Redução dos valores repassados pelas operadoras a médicos e estabelecimentos faz com que usuários sofram com a deficiência dos serviços
Os precursores dos planos de saúde surgiram na década de 1940, no interior de empresas e órgãos públicos, sob a forma de associações, com o intuito de garantir o acesso de funcionários à assistência médica particular. Com o tempo, empreendimentos privados entraram em cena. Enxergaram o potencial de vender convênios a uma parcela da classe média desejosa de escapar da dependência da saúde pública deficiente, mas cuja renda era insuficiente para pagar exames, internações e consultas em dinheiro vivo.

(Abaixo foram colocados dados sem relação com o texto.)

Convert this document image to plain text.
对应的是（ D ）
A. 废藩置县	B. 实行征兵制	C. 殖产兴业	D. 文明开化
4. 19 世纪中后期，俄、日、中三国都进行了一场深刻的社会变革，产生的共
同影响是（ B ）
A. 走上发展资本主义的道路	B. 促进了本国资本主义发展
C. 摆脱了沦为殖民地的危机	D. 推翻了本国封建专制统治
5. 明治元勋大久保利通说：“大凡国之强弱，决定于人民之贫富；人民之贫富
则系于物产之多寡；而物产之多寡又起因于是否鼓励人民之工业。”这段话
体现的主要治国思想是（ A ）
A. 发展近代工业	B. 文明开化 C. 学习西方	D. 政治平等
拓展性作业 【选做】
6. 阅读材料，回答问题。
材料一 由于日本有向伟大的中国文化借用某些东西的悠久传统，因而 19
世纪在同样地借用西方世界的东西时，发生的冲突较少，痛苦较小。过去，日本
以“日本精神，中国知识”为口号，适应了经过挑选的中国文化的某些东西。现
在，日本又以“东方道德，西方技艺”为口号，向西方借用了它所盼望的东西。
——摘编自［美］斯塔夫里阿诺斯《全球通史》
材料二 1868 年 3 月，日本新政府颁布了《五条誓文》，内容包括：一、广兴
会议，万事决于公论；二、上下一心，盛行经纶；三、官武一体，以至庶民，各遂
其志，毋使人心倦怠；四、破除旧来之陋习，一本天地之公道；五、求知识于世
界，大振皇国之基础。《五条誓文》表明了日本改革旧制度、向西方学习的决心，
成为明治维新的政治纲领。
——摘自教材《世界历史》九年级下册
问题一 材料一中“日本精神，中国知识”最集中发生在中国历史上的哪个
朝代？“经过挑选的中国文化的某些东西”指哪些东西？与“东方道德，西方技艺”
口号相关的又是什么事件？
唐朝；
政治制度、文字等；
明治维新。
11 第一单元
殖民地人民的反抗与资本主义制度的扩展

Hoje, planos individuais e a modalidade cooperativa ou coletiva coexistem. Assegurando uma carteira numerosa de pacientes a profissionais da saúde, clínicas e hospitais, os planos podem pagar barato pelos serviços. Para cobrir esses gastos e angariar lucro, cobram de seus conveniados um preço mensal fixo, mediante o qual toda a necessidade por atendimento deveria ser suprida. Parecia o melhor dos mundos, mas algo deu errado no meio do caminho. Usuários insatisfeitos, médicos reclamando dos ganhos e até filas de espera caracterizam, atualmente, a chamada saúde suplementar. Qualquer semelhança com o serviço estatal não é mera coincidência.
Desembolso
Algumas horas no interior de um hospital privado do Distrito Federal são suficientes para constatar as dificuldades enfrentadas por usuários de planos de saúde. Foi na sala de espera de um consultório que a reportagem encontrou a funcionária pública Terezinha de Fátima Silveira, 47 anos. A família dela é beneficiária de um plano ligado ao trabalho do marido. Mesmo rateado com os demais funcionários da empresa, o gasto mensal com o convênio para todos chega a R$ 500. O preço compensaria, se Terezinha não tivesse, com frequência, que pagar à parte pelas consultas. No dia em que conversou com o Correio, ela havia acabado de desembolsar R$ 200 para ser atendida por um neurologista.
“Você liga para marcar consulta pelo plano e só tem vaga dali a um mês. Se ligar no mesmo lugar dizendo que é particular, arrumam para o outro dia”, queixa-se. Segundo Terezinha, arcar com consultas de R$ 200 a R$ 300 — preço médio cobrado no DF — é uma constante no orçamento da família. A despesa se acumula à da mensalidade do plano. Mesmo assim, o convênio é mantido. Ainda é útil na realização de exames para diagnósticos, e pode ser necessário em uma situação de emergência, que exija, por exemplo, cirurgia e internação. É a chamada saúde armada, no jargão da área.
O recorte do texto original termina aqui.